“Customers are constantly looking for increased productivity as cost effectively as possible and a multi functional truck is one way to deliver this aim,” says Phil Pearson, Head of Marketing at Linde MH UK. Never a sluggard industry for innovation, forklift manufacturers will deliver more innovation over multi functionality but it is about striking the right balance between the need for fewer trucks and overall product performance.

There is, of course, nothing new in broadening a single truck’s handling capabilities. The first move in this direction came with the multitude of attachments for handling almost any kind of product imaginable but that did not necessarily reduce the overall fleet size. Since then, however, the advent of articulated forklifts raised truck flexibility to new levels that could deliver substantial cuts in fleet sizes as well as reduce interface costs like warehouse rents, rates and energy.

Further development with articulated trucks will see the opening up of new application areas.
Examples of these include the Arctic cold store truck and pedestrian, articulated, powered pallet truck from Translift Bendi. The Arctic works in only 1.6 mt-wide aisles whereas until now the cold store truck of choice was the reach truck, requiring at least 2.6 mt-wide aisles. To a much lesser extent, VNA trucks are also used but these cost far more to purchase and need more aisle changing space. Given the high cost of energy, accounting for 20-30% of total cold store running costs, the reduction of a cold store’s footprint could tempt many to switch to articulated trucks. The Bendi pedestrian, powered pallet truck is also receiving much interest from leading food retailers and DIY stores like B&Q because they solve the safety issues surrounding the use of conventional forklifts in areas where the public are walking around.

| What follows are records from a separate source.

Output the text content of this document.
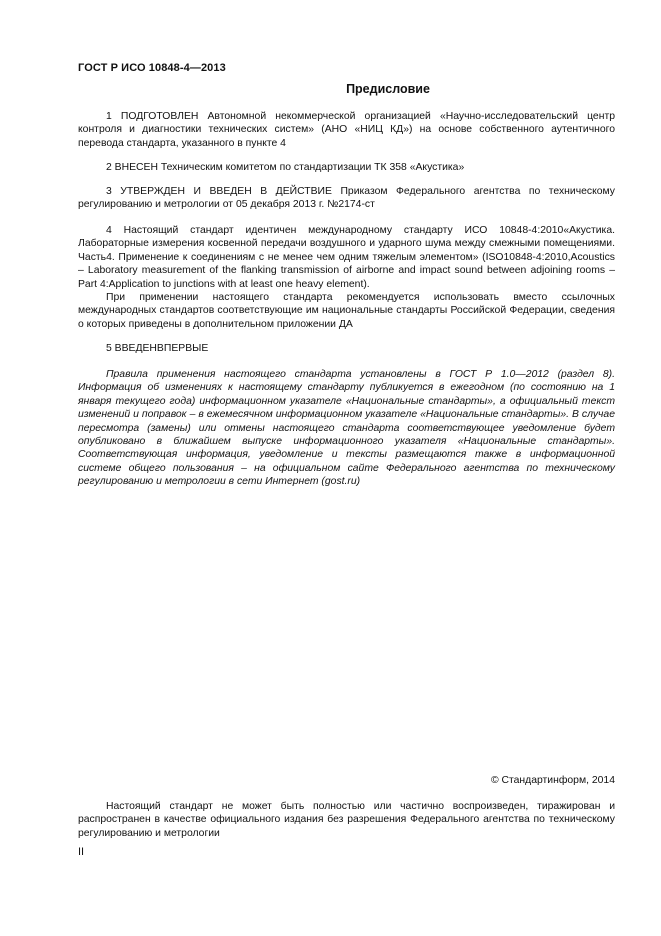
ГОСТ Р ИСО 10848-4—2013
Предисловие
1 ПОДГОТОВЛЕН Автономной некоммерческой организацией «Научно-исследовательский центр контроля и диагностики технических систем» (АНО «НИЦ КД») на основе собственного аутентичного перевода стандарта, указанного в пункте 4
2 ВНЕСЕН Техническим комитетом по стандартизации ТК 358 «Акустика»
3 УТВЕРЖДЕН И ВВЕДЕН В ДЕЙСТВИЕ Приказом Федерального агентства по техническому регулированию и метрологии от 05 декабря 2013 г. №2174-ст
4 Настоящий стандарт идентичен международному стандарту ИСО 10848-4:2010«Акустика. Лабораторные измерения косвенной передачи воздушного и ударного шума между смежными помещениями. Часть4. Применение к соединениям с не менее чем одним тяжелым элементом» (ISO10848-4:2010,Acoustics – Laboratory measurement of the flanking transmission of airborne and impact sound between adjoining rooms – Part 4:Application to junctions with at least one heavy element).
При применении настоящего стандарта рекомендуется использовать вместо ссылочных международных стандартов соответствующие им национальные стандарты Российской Федерации, сведения о которых приведены в дополнительном приложении ДА
5 ВВЕДЕНВПЕРВЫЕ
Правила применения настоящего стандарта установлены в ГОСТ Р 1.0—2012 (раздел 8). Информация об изменениях к настоящему стандарту публикуется в ежегодном (по состоянию на 1 января текущего года) информационном указателе «Национальные стандарты», а официальный текст изменений и поправок – в ежемесячном информационном указателе «Национальные стандарты». В случае пересмотра (замены) или отмены настоящего стандарта соответствующее уведомление будет опубликовано в ближайшем выпуске информационного указателя «Национальные стандарты». Соответствующая информация, уведомление и тексты размещаются также в информационной системе общего пользования – на официальном сайте Федерального агентства по техническому регулированию и метрологии в сети Интернет (gost.ru)
© Стандартинформ, 2014
Настоящий стандарт не может быть полностью или частично воспроизведен, тиражирован и распространен в качестве официального издания без разрешения Федерального агентства по техническому регулированию и метрологии
II
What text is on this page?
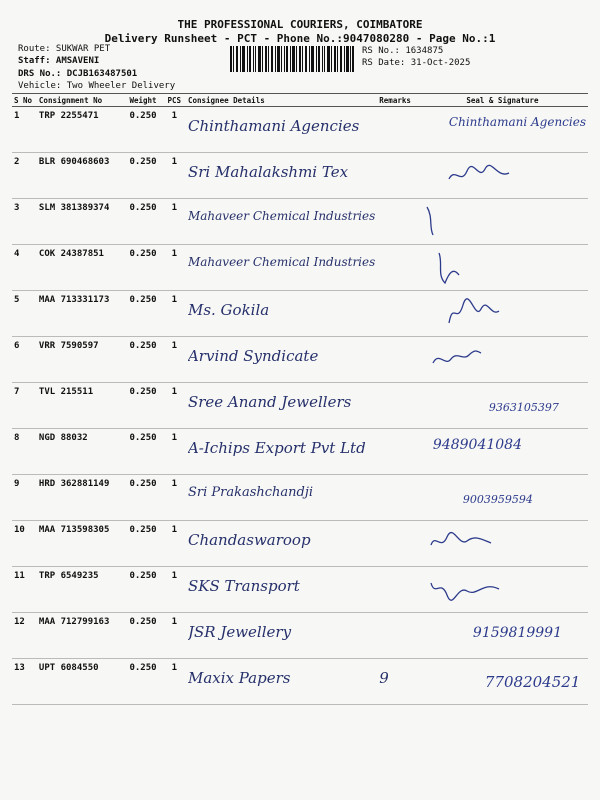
THE PROFESSIONAL COURIERS, COIMBATORE
Delivery Runsheet - PCT - Phone No.:9047080280 - Page No.:1
Route: SUKWAR PET
Staff: AMSAVENI
DRS No.: DCJB163487501
Vehicle: Two Wheeler Delivery
RS No.: 1634875
RS Date: 31-Oct-2025
S No	Consignment No	Weight	PCS	Consignee Details	Remarks	Seal & Signature
1	TRP 2255471	0.250	1	Chinthamani Agencies		Chinthamani Agencies

2	BLR 690468603	0.250	1	Sri Mahalakshmi Tex

3	SLM 381389374	0.250	1	Mahaveer Chemical Industries

4	COK 24387851	0.250	1	Mahaveer Chemical Industries

5	MAA 713331173	0.250	1	Ms. Gokila

6	VRR 7590597	0.250	1	Arvind Syndicate

7	TVL 215511	0.250	1	Sree Anand Jewellers		9363105397

8	NGD 88032	0.250	1	A-Ichips Export Pvt Ltd		9489041084

9	HRD 362881149	0.250	1	Sri Prakashchandji		9003959594

10	MAA 713598305	0.250	1	Chandaswaroop

11	TRP 6549235	0.250	1	SKS Transport

12	MAA 712799163	0.250	1	JSR Jewellery		9159819991

13	UPT 6084550	0.250	1	Maxix Papers	9	7708204521
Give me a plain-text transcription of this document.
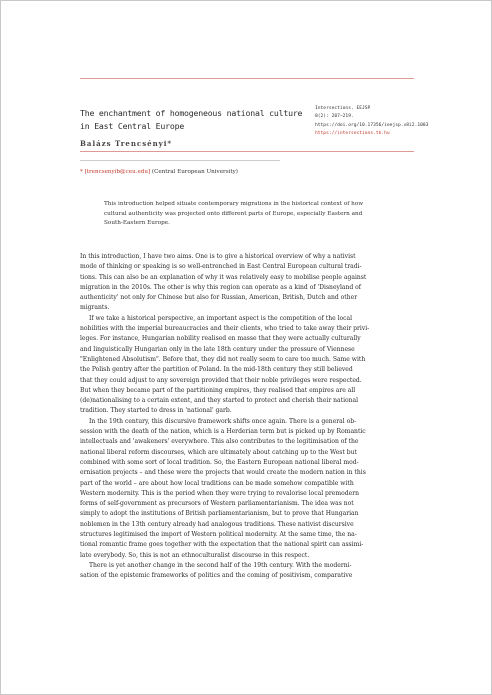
The enchantment of homogeneous national culture
in East Central Europe
Intersections. EEJSP
8(2): 207–219.
https://doi.org/10.17356/ieejsp.v8i2.1083
https://intersections.tk.hu
Balázs Trencsényi*
* [trencsenyib@ceu.edu] (Central European University)
This introduction helped situate contemporary migrations in the historical context of how
cultural authenticity was projected onto different parts of Europe, especially Eastern and
South-Eastern Europe.

In this introduction, I have two aims. One is to give a historical overview of why a nativist
mode of thinking or speaking is so well-entrenched in East Central European cultural tradi-
tions. This can also be an explanation of why it was relatively easy to mobilise people against
migration in the 2010s. The other is why this region can operate as a kind of 'Disneyland of
authenticity' not only for Chinese but also for Russian, American, British, Dutch and other
migrants.

If we take a historical perspective, an important aspect is the competition of the local
nobilities with the imperial bureaucracies and their clients, who tried to take away their privi-
leges. For instance, Hungarian nobility realised en masse that they were actually culturally
and linguistically Hungarian only in the late 18th century under the pressure of Viennese
"Enlightened Absolutism". Before that, they did not really seem to care too much. Same with
the Polish gentry after the partition of Poland. In the mid-18th century they still believed
that they could adjust to any sovereign provided that their noble privileges were respected.
But when they became part of the partitioning empires, they realised that empires are all
(de)nationalising to a certain extent, and they started to protect and cherish their national
tradition. They started to dress in 'national' garb.

In the 19th century, this discursive framework shifts once again. There is a general ob-
session with the death of the nation, which is a Herderian term but is picked up by Romantic
intellectuals and 'awakeners' everywhere. This also contributes to the legitimisation of the
national liberal reform discourses, which are ultimately about catching up to the West but
combined with some sort of local tradition. So, the Eastern European national liberal mod-
ernisation projects – and these were the projects that would create the modern nation in this
part of the world – are about how local traditions can be made somehow compatible with
Western modernity. This is the period when they were trying to revalorise local premodern
forms of self-government as precursors of Western parliamentarianism. The idea was not
simply to adopt the institutions of British parliamentarianism, but to prove that Hungarian
noblemen in the 13th century already had analogous traditions. These nativist discursive
structures legitimised the import of Western political modernity. At the same time, the na-
tional romantic frame goes together with the expectation that the national spirit can assimi-
late everybody. So, this is not an ethnoculturalist discourse in this respect.

There is yet another change in the second half of the 19th century. With the moderni-
sation of the epistemic frameworks of politics and the coming of positivism, comparative
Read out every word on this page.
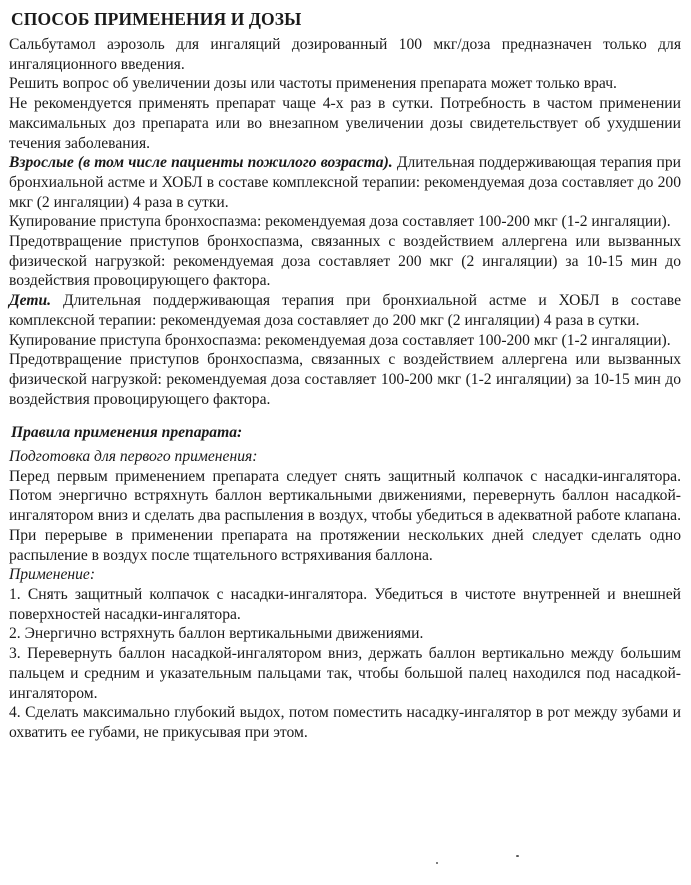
СПОСОБ ПРИМЕНЕНИЯ И ДОЗЫ

Сальбутамол аэрозоль для ингаляций дозированный 100 мкг/доза предназначен только для ингаляционного введения.

Решить вопрос об увеличении дозы или частоты применения препарата может только врач.

Не рекомендуется применять препарат чаще 4-х раз в сутки. Потребность в частом применении максимальных доз препарата или во внезапном увеличении дозы свидетельствует об ухудшении течения заболевания.

Взрослые (в том числе пациенты пожилого возраста). Длительная поддерживающая терапия при бронхиальной астме и ХОБЛ в составе комплексной терапии: рекомендуемая доза составляет до 200 мкг (2 ингаляции) 4 раза в сутки.

Купирование приступа бронхоспазма: рекомендуемая доза составляет 100-200 мкг (1-2 ингаляции).

Предотвращение приступов бронхоспазма, связанных с воздействием аллергена или вызванных физической нагрузкой: рекомендуемая доза составляет 200 мкг (2 ингаляции) за 10-15 мин до воздействия провоцирующего фактора.

Дети. Длительная поддерживающая терапия при бронхиальной астме и ХОБЛ в составе комплексной терапии: рекомендуемая доза составляет до 200 мкг (2 ингаляции) 4 раза в сутки.

Купирование приступа бронхоспазма: рекомендуемая доза составляет 100-200 мкг (1-2 ингаляции).

Предотвращение приступов бронхоспазма, связанных с воздействием аллергена или вызванных физической нагрузкой: рекомендуемая доза составляет 100-200 мкг (1-2 ингаляции) за 10-15 мин до воздействия провоцирующего фактора.

Правила применения препарата:

Подготовка для первого применения:

Перед первым применением препарата следует снять защитный колпачок с насадки-ингалятора. Потом энергично встряхнуть баллон вертикальными движениями, перевернуть баллон насадкой-ингалятором вниз и сделать два распыления в воздух, чтобы убедиться в адекватной работе клапана. При перерыве в применении препарата на протяжении нескольких дней следует сделать одно распыление в воздух после тщательного встряхивания баллона.

Применение:

1. Снять защитный колпачок с насадки-ингалятора. Убедиться в чистоте внутренней и внешней поверхностей насадки-ингалятора.

2. Энергично встряхнуть баллон вертикальными движениями.

3. Перевернуть баллон насадкой-ингалятором вниз, держать баллон вертикально между большим пальцем и средним и указательным пальцами так, чтобы большой палец находился под насадкой-ингалятором.

4. Сделать максимально глубокий выдох, потом поместить насадку-ингалятор в рот между зубами и охватить ее губами, не прикусывая при этом.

Linde has also picked up on new application markets by developing its Citi truck, designed to make light work of handling and delivering palletised goods in challenging environments. Manoeuvrable in confined spaces and able to overcome difficult terrain such as cobbles, manhole covers and slopes, it fits easily into the back of delivery vehicles. Much more innovative, however, is Linde’s concept truck, the Epion, unveiled at CeMat last month. A one-drive multiple truck, it requires a one-off investment in a drive unit with battery and controls. The only other outlay is in the purchase of attachment tools such as fork arms to turn the unit into a pallet truck or a monomast to change it into a pallet stacker. Remote control is also a feature, and motive power is by lithium-ion batteries.

Perhaps the most remarkable truck innovation, however, will be Still’s Cube XX concept truck which offers maximum flexibility owing to its combination of six proven types of vehicle. Its cab is retracted in standby mode or during an automated journey. The cab extends to provide the driver with enough space for a standby/leaning seat. The truck will turn 180 deg and on full lock its wheels allow 360 deg turn on the spot. It will move sideways and so make better use of space. Forks can be folded in so that they are flush with the mast and if working on rough yards an optional counterweight can be added and simply uncoupled when not needed so it cuts weight and energy consumption. If pulled off, this could be the most remarkable innovation in forklift history.

As for innovation in motive power spurred by environmental considerations, there are still significant cost barriers that could see their take up a slow process. Andreas Krause, Clark Europe’s Technical Director, is almost dismissive about true hybrid drives, hydrogen fuel cells and lithium-ion batteries. ‘Real’ hybrid trucks use least at least two energy converters or motor systems and two energy stores, e.g. a fuel tank and a battery. Two systems mean doubled costs, including maintenance. There would also be more stringent safety requirements.

As for fuel cells, Mr Krause says the current status quo is unable to stand up to operating cost and environmental protection parameters. “The manufacture of hydrogen, the costs and the lack of infrastructure indicate that the future of industrial vehicle drives does not lie in fuel cells,” he says. We shall see.